Albert Friedrich (former chief engineer of Daimler-Benz's aircraft engine research division) started in December 1945, developing a highly specialized vehicle for agriculture. His concept was for a four-wheel drive, self locking differentials, high ground clearance (by rigid portal axles), with power take offs at the front and rear, a small loading platform, a driver's cab for two people, extremely low speed for working in the fields, and with highway capability for up to 50 km/h (30 mph). The project started in a factory at Schwäbisch Gmünd, in southern Germany, in the Gold und Silberfabrik Erhand & Söhne. The company had never before been involved in making vehicles or tractors.
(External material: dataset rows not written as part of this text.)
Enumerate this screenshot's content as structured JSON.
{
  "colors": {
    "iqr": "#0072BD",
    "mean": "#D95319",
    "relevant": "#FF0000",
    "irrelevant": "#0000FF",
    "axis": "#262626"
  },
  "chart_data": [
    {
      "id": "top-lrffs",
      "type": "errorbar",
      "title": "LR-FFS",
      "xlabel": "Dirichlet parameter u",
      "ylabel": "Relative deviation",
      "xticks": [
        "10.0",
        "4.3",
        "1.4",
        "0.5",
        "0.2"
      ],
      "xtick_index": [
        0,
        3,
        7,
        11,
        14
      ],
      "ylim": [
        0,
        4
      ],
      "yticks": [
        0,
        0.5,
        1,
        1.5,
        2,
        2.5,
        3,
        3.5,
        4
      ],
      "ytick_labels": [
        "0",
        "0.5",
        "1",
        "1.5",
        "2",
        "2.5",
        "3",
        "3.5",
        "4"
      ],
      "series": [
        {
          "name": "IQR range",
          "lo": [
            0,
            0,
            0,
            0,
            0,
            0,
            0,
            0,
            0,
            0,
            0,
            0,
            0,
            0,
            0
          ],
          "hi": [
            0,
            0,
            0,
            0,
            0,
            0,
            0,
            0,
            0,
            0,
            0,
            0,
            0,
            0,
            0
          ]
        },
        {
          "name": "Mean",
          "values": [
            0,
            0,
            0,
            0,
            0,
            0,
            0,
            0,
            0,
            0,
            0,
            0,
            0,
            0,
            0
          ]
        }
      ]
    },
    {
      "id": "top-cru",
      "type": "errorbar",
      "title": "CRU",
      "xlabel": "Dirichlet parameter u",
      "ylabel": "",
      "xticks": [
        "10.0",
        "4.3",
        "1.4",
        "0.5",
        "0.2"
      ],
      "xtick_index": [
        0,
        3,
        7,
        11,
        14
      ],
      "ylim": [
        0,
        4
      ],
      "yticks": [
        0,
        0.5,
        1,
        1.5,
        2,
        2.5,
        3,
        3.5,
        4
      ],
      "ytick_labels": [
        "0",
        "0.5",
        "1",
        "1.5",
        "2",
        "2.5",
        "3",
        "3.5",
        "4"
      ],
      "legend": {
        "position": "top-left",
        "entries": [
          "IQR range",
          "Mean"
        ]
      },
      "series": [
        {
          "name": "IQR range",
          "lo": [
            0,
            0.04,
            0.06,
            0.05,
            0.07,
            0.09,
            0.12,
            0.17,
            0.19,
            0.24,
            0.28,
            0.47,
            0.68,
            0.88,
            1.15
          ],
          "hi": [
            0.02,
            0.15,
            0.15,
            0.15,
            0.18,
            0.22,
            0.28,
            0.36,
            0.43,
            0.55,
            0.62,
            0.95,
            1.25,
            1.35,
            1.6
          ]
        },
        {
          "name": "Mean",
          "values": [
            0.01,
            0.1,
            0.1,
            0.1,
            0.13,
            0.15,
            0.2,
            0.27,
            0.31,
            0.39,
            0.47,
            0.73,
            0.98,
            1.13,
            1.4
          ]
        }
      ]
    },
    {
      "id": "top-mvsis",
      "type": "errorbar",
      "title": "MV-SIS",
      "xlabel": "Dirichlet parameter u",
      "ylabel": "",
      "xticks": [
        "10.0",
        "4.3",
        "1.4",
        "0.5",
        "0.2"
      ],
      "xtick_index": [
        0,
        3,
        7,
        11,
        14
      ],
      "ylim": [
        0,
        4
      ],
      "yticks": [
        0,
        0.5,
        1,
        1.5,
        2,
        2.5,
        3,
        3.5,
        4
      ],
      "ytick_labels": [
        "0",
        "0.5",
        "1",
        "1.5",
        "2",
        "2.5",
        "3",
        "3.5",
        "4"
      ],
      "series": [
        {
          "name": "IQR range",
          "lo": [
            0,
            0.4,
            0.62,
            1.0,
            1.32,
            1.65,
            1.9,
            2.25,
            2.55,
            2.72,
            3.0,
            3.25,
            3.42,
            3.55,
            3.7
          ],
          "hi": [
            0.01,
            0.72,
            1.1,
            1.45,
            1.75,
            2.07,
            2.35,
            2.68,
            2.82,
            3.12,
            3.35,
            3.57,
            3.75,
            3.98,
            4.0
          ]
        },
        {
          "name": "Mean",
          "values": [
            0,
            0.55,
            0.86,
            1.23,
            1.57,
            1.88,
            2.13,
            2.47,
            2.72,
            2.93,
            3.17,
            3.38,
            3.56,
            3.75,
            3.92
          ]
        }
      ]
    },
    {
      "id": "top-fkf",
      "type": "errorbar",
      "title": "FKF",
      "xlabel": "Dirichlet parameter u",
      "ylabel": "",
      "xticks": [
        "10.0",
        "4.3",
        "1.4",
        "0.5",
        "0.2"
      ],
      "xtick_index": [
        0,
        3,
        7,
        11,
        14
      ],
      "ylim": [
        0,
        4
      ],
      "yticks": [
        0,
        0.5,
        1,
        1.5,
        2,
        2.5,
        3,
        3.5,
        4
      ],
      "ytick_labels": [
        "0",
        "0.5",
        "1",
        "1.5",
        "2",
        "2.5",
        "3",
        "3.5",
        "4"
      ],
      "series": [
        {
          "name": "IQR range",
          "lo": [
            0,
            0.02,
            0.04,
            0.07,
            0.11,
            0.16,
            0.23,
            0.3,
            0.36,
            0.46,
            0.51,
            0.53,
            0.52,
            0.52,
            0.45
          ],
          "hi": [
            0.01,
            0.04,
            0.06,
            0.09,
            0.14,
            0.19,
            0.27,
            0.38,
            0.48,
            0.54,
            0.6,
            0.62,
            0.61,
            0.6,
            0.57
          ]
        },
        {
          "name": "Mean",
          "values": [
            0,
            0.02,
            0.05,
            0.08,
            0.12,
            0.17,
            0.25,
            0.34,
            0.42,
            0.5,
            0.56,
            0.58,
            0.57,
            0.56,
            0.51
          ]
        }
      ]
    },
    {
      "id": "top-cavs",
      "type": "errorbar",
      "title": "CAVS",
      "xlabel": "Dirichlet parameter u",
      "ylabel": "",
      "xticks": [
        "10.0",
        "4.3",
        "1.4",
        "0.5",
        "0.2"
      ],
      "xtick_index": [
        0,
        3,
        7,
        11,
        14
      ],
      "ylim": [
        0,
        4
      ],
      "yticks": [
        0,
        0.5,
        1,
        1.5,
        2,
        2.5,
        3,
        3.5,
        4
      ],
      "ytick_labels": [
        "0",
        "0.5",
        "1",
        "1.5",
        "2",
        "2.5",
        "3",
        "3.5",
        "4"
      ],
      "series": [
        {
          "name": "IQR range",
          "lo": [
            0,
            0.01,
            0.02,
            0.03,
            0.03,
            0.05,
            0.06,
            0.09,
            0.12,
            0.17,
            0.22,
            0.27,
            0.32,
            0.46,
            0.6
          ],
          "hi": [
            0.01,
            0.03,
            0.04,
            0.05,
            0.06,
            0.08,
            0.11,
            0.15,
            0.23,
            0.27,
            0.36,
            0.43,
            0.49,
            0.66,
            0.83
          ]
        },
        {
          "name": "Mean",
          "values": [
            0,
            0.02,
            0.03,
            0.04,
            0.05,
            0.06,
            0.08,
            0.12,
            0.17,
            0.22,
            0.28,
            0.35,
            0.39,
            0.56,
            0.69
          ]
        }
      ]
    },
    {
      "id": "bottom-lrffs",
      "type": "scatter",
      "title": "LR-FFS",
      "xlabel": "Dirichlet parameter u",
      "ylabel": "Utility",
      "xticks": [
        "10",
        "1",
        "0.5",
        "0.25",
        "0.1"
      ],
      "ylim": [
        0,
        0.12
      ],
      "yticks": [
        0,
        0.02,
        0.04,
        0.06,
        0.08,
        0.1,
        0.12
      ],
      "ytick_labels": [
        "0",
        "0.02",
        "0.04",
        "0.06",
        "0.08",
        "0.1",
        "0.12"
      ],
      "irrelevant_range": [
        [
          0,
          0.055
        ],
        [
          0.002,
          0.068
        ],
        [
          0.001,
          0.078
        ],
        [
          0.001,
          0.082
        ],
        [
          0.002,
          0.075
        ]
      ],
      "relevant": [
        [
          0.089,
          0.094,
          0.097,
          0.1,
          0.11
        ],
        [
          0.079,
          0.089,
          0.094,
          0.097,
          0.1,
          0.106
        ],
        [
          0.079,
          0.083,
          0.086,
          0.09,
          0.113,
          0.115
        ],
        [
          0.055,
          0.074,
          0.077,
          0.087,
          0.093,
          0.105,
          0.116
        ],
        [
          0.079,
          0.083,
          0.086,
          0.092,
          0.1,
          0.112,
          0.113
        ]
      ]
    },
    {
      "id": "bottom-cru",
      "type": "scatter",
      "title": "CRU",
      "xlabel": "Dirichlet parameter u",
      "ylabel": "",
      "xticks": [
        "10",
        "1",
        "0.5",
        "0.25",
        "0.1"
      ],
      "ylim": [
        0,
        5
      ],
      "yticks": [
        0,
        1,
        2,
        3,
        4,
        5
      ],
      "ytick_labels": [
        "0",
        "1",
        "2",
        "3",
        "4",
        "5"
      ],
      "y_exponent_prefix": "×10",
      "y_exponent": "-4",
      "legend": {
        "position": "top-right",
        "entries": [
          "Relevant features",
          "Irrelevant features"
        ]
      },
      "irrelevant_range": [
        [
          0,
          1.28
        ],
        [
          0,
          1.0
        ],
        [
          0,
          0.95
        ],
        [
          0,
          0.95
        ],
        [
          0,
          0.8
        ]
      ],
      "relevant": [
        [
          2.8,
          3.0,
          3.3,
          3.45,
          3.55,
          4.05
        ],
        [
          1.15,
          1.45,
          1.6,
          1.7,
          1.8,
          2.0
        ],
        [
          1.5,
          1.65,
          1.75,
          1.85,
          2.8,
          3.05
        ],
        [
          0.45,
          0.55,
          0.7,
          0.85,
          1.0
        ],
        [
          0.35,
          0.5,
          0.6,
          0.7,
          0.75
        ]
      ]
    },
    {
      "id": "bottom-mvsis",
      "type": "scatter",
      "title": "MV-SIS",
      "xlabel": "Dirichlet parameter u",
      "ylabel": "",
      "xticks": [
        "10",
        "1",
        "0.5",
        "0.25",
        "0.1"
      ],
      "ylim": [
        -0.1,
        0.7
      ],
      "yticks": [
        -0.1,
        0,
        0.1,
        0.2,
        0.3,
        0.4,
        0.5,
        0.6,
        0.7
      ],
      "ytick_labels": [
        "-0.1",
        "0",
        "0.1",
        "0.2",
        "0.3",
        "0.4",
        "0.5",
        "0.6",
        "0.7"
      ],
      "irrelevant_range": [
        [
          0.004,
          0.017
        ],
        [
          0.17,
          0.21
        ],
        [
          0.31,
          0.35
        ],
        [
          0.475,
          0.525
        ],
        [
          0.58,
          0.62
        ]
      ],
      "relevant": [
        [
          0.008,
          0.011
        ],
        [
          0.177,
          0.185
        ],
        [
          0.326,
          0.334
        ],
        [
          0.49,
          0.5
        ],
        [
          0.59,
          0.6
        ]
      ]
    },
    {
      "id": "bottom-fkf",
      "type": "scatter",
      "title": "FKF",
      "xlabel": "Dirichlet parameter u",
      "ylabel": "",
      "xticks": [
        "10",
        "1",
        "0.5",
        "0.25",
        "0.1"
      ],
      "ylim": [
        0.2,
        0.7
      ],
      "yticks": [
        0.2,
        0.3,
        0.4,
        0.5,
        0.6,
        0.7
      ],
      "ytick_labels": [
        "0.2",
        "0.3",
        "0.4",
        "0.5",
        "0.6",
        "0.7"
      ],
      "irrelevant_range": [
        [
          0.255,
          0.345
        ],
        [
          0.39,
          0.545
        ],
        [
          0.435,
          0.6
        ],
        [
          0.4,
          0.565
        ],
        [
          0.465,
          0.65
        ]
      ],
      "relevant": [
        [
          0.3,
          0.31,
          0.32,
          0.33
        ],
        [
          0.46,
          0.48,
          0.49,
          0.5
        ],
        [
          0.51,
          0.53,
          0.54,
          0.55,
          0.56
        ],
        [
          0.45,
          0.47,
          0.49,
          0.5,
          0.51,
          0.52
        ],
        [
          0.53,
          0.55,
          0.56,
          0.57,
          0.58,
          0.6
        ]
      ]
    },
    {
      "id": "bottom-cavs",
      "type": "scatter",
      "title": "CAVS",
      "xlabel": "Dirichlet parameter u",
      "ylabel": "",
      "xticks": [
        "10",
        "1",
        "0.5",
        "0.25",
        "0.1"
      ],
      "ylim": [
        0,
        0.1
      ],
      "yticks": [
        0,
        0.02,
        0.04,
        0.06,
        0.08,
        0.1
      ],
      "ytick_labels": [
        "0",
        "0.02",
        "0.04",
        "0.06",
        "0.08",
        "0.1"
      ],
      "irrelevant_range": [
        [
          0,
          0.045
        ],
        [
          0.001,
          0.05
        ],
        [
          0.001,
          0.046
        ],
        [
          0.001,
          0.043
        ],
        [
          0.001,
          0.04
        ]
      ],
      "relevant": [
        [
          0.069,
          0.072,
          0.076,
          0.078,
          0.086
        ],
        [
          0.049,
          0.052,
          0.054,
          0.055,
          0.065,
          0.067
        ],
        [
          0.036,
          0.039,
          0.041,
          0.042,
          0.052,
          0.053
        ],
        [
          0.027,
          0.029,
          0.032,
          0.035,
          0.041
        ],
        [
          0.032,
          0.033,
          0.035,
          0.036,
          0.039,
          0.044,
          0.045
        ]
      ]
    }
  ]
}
Seven months later the first prototype, equipped with a 4-cylinder, 1.7 liter (103 cu. in.) gasoline engine was complete. Still lacking in 1946 was a good quality diesel engine and the name for this new vehicle, which was neither a truck or a tractor. The name problem was soon solved by Hans Zabel, an engineer with the firm. He created an acronym from the name: UNIversal-MOtorGerät (universal-power-unit) or UNIMOG.
The first UNIMOG saw intensive testing in 1947 and the results confirmed the concept. In 1948 a diesel engine became available, the 25 hp Daimler-Benz OM 636, which was also used in their 170D car. That same year the UNIMOG was shown at Frankfurt/Main for the first time. As a result of the show there was great enthusiasm which resulted in production plans. The UNIMOG team now searched for a new plant. In the autumn of 1948 they moved to the Werkzeugmaschinenfabrik Boehringer factory which became the new manufacturing plant for UNIMOG. In the following two years about 600 UNIMOGs (U 25) were produced. In 1951 Daimler-Benz (DB) started showing interest and the UNIMOG plant moved again to Gaggenau, where there is still the UNIMOG production line today. In May 1953 UNIMOG received the famous Mercedes star.